Kamuda ilköğretim düzeyinde eğitim-öğretim faaliyetlerinin 111 okulda sürdürüldüğünü, bu okulların 18’inde öğrenci yoğunluğu nedeniyle seyreltilmiş-dönüşümlü program uygulandığını ifade eden Sorakın, ancak, kamu ilkokullarına devam eden toplam öğrenci sayısının yaklaşık olarak yüzde 50’sinin söz konusu 18 okulda öğrenim gördüğünü belirtti.
CTP Genel Sekreteri Erdoğan Sorakın, Milli Eğitim ve Kültür Bakanı Olgun Amcaoğlu’na bir dizi soru da yöneltti. Sorakın’ın soruları şöyle:
“Seyreltilmiş ve dönüşümlü eğitimin uygulanacağı okullarda, birinci ve ikinci periyotta öğrencilerin ara verilmeden 105 dakika sınıfta kalmaları öngörülmektedir.

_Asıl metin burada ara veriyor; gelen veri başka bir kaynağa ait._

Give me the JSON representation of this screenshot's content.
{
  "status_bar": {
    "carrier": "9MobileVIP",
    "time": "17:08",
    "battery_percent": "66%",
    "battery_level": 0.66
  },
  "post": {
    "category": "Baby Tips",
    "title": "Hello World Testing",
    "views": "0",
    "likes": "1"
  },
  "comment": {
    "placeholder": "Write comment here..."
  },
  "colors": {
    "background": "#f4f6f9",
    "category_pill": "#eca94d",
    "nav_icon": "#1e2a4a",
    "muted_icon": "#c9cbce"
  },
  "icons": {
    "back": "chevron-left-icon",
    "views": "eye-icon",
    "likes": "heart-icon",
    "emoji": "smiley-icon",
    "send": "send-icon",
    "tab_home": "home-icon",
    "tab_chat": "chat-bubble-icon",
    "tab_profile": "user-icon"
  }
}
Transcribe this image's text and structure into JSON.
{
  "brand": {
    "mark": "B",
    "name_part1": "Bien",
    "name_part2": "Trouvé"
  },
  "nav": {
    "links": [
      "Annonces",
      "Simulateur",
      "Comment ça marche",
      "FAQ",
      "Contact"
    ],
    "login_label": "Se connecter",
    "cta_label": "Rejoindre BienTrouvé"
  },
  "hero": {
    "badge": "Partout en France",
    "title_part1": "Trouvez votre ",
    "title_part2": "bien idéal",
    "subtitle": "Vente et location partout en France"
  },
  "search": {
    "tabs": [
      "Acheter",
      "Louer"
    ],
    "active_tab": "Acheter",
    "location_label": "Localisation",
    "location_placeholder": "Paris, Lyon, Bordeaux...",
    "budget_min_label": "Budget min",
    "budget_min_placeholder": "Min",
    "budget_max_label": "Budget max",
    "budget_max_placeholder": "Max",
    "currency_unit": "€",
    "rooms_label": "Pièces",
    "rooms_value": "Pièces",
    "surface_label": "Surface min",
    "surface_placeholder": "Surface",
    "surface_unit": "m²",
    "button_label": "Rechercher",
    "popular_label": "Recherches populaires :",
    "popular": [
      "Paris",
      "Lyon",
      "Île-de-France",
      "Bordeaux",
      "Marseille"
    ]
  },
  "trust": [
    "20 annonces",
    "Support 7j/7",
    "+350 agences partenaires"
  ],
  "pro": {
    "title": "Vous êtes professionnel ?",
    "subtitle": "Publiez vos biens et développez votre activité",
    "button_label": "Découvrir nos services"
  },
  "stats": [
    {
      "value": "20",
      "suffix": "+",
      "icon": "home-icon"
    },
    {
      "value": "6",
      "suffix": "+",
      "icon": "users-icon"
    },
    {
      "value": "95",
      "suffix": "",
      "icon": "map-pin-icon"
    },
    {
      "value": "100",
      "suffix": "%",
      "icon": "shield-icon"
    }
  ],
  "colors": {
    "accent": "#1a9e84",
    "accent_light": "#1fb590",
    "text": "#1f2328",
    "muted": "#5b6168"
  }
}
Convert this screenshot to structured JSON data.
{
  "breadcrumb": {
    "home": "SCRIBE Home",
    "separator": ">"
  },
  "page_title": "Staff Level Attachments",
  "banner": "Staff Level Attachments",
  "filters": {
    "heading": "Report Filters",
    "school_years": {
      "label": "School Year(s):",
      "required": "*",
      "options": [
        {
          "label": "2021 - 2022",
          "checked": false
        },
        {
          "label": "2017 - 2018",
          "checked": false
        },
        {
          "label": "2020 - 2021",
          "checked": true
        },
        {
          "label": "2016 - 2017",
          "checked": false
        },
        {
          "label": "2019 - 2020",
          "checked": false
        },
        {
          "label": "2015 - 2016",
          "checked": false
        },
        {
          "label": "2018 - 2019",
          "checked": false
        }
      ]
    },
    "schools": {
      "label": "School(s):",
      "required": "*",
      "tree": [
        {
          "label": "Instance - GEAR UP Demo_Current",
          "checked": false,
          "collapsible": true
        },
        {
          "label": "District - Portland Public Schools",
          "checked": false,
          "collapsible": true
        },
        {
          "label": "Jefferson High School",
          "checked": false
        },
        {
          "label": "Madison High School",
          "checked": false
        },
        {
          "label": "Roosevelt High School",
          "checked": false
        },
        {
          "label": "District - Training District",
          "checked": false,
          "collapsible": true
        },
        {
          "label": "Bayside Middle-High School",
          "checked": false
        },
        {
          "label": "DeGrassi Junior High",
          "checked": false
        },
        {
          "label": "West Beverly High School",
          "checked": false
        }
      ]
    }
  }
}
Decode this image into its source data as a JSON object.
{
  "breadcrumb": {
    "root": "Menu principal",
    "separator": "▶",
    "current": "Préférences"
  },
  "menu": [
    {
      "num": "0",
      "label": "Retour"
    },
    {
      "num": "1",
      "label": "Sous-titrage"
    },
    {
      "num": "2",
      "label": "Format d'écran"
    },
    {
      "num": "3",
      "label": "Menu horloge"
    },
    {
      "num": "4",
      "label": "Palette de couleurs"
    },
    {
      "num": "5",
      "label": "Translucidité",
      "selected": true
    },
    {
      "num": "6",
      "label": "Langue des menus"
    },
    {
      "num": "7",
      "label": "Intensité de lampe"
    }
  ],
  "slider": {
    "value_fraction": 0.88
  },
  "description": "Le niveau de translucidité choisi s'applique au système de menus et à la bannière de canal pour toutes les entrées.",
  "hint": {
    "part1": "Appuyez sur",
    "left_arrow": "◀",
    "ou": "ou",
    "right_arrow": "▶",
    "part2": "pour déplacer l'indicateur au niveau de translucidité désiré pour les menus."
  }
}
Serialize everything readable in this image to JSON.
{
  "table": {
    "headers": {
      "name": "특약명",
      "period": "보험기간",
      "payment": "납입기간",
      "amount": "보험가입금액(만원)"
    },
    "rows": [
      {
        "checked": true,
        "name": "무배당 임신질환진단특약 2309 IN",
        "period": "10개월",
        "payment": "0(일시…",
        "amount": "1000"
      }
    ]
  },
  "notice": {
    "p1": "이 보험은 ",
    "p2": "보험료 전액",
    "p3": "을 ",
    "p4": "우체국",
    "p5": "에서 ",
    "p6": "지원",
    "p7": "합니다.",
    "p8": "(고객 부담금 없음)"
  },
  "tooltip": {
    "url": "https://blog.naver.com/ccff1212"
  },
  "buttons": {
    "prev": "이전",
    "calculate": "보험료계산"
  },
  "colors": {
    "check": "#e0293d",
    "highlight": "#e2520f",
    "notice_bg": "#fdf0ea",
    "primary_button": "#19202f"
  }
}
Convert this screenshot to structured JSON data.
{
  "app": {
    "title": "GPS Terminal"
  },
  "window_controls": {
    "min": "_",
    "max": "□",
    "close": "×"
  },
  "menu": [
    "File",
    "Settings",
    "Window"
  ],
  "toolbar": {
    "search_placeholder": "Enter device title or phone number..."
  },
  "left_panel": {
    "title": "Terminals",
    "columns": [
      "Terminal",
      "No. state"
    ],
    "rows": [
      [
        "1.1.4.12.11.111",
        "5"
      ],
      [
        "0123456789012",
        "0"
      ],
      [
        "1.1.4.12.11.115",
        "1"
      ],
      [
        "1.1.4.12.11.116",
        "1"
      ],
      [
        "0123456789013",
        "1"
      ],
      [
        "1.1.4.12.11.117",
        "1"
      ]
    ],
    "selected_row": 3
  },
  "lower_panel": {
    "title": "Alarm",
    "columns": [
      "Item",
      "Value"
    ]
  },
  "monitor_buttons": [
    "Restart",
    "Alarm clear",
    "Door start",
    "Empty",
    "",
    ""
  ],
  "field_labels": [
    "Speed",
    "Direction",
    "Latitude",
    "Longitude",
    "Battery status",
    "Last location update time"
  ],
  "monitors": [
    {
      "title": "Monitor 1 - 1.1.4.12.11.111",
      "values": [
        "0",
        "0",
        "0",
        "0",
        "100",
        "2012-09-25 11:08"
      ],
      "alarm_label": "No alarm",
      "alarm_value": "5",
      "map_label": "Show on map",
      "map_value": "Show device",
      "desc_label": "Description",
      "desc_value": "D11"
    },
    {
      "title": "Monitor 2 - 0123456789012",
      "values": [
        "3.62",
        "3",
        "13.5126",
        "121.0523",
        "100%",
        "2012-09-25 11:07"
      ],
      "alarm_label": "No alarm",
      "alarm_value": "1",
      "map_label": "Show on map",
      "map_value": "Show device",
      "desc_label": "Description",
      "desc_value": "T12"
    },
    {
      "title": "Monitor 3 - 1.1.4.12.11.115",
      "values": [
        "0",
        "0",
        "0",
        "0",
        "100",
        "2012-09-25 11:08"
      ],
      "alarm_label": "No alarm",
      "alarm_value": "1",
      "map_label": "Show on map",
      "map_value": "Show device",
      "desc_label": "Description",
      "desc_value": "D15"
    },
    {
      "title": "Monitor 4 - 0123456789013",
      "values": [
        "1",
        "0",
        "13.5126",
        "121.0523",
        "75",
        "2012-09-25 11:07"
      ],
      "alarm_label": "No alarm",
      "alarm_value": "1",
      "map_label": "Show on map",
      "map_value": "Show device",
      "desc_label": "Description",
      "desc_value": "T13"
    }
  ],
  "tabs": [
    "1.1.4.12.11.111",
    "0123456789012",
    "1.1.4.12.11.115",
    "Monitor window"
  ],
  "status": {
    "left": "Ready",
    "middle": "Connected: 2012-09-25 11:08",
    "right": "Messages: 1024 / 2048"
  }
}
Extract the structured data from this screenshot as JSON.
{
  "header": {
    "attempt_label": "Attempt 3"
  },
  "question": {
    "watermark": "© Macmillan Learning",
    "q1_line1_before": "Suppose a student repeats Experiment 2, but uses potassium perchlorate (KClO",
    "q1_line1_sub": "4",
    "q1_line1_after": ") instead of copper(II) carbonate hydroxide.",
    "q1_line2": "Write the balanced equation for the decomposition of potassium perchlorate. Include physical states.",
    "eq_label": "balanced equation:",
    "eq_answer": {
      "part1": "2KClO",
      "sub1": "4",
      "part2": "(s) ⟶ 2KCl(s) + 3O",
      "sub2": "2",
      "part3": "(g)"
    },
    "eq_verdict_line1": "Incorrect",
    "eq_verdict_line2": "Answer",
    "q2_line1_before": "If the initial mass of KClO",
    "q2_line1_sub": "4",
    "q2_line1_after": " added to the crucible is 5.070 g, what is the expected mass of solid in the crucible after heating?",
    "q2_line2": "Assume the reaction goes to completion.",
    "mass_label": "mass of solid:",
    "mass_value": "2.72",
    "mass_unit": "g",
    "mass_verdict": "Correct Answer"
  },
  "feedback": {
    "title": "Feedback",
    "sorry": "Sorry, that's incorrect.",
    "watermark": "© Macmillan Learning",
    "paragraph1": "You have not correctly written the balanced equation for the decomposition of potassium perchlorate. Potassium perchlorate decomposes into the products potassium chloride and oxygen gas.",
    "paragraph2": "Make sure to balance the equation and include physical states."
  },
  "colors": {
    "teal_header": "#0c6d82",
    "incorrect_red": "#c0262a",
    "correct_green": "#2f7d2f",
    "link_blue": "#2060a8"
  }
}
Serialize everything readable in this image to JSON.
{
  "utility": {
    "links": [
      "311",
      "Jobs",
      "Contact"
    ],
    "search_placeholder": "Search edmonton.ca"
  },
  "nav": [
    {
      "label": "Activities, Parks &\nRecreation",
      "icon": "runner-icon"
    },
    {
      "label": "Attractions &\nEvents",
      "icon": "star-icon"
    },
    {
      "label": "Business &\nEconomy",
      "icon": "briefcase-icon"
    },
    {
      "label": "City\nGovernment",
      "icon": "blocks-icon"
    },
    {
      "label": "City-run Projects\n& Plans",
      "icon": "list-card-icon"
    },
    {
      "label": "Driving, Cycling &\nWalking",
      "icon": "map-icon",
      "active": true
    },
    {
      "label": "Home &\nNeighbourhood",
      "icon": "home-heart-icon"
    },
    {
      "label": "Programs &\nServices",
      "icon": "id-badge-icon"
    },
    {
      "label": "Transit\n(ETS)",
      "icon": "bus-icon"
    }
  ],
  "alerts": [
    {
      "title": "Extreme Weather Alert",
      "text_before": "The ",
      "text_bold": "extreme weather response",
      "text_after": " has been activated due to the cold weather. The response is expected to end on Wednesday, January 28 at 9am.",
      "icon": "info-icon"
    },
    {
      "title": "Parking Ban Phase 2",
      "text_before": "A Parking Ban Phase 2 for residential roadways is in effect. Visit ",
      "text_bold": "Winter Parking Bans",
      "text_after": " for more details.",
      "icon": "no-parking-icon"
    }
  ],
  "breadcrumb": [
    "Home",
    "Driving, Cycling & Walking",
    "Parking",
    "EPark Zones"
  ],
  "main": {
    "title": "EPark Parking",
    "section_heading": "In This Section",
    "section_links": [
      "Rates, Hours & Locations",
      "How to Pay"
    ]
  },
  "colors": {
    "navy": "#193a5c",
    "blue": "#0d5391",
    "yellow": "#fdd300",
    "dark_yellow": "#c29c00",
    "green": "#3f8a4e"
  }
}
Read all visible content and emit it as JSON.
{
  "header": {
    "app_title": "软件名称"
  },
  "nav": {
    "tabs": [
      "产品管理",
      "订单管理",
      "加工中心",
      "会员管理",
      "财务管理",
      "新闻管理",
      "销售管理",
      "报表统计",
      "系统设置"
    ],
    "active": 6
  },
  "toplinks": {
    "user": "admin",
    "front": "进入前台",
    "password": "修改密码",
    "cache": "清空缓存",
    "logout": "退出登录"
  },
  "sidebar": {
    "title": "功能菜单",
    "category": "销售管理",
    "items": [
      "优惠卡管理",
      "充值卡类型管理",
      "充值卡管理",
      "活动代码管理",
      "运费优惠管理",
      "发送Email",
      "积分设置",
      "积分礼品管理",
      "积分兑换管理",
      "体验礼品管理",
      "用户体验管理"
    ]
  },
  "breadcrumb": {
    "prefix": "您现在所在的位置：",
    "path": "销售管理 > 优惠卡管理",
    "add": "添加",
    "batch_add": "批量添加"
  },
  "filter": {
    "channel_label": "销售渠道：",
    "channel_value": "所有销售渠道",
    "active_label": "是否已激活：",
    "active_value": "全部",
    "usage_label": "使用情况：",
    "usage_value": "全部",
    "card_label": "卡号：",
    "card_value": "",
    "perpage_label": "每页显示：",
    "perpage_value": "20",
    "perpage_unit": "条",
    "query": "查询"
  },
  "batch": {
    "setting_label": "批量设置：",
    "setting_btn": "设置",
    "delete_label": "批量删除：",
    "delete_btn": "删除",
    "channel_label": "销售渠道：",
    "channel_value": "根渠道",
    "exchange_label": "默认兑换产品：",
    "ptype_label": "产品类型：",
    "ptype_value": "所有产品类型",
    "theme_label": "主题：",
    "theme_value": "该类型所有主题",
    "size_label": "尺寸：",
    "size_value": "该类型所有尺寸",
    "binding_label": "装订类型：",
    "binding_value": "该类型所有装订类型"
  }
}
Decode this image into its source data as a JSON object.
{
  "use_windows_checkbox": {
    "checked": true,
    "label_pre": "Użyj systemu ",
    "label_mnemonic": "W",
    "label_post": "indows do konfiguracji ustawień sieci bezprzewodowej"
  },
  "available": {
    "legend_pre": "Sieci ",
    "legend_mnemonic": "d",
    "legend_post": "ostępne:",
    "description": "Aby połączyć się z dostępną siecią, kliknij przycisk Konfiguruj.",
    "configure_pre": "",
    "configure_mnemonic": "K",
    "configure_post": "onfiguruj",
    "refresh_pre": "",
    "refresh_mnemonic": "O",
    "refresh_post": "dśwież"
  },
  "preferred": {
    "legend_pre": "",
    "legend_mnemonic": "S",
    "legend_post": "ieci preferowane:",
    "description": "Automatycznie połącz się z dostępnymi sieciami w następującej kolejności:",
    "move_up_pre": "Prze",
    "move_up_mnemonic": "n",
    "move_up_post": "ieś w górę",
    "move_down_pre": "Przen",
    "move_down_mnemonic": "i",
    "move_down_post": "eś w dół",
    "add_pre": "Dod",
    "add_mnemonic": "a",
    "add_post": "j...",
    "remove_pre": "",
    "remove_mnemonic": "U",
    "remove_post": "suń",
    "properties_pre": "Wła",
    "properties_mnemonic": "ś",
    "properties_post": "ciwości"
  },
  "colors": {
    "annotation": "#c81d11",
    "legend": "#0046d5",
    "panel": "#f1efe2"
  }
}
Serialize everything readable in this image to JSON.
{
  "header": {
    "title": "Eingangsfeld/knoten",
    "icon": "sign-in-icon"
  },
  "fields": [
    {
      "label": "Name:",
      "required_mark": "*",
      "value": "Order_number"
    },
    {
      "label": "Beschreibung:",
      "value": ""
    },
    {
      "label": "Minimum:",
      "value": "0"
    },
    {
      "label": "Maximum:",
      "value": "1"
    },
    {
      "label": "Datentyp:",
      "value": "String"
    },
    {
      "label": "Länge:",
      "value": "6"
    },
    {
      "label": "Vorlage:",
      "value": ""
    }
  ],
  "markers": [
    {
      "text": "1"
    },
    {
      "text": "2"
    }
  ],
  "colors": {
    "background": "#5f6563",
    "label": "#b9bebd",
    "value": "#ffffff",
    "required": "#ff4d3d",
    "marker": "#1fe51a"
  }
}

Bu süre sağlık açısından riskli değil mi?
Seyreltilmiş ve dönüşümlü eğitimin uygulanacağı okullarda, evde kalınacak günlerle ilgili herhangi bir plan veya programınız var mı?
Seyreltilmiş ve dönüşümlü eğitimin uygulanacağı okullarda 4’üncü ve 5’inci sınıflarda, iki haftalık toplam ders sayısı 35 dakikadan 42 ders olarak öngörülmektedir. Normal tedrisat uygulanacak olan okullarda ise iki haftalık toplam ders sayısı 40 dakikadan 72 ders olarak öngörülmektedir.
Bu duruma göre seyreltilmiş ve dönüşümlü tedrisat uygulanacak okullara devam eden öğrenciler, normal tedrisat uygulanacak okullara devam eden öğrencilere kıyasla özellikle Türkçe, Matematik ve İngilizce derslerinde yüzde 40 civarında bir kayıpla karşı karşıya kalacaklar. Oluşacak kayıpların nasıl giderileceğini planladınız mı?
Öğrencilerin gelişimi, kendilerini ifade edebilmeleri ve sosyalleşmeleri açısından çok önemli olan sosyal ve eğitsel etkinliklerin programlanmasında da anomaliler yarattınız. Normal tedrisat uygulanacak okullarda, bu etkinlikler 1’inci ve 2’nci sınıflarda iki haftada 240 dakika olarak öngörülmüşken, seyreltilmiş ve dönüşümlü tedrisat yapılacak okullarda ise iki haftada 70 dakika olarak öngörülmüştür. Çocuklarımızın yarısı okulda yaşıtları ile eğitsel ve sosyal etkinliklerle gelişirken, diğer yarısının evde ne yapacağını planladınız mı? Bu kayıpların hiçbir şekilde giderilemeyeceğini düşünemediniz mi?”
Erdoğan Sorakın, okulların açılmasıyla eğitim ve öğretimin niteliği ile ilgili herhangi bir planlama, programla yapılmadığının açık ve net bir şekilde ortaya çıktığını öne sürerek, fazla zaman kaybetmeden ilgili tüm paydaşlar ve uzmanlarla süratle bir değerlendirme süreci başlatıp yeni bir planlama yapması ve bu yanlıştan vazgeçilmesi gerektiğini söyleyerek “Beceremiyorsanız istifa ediniz” dedi.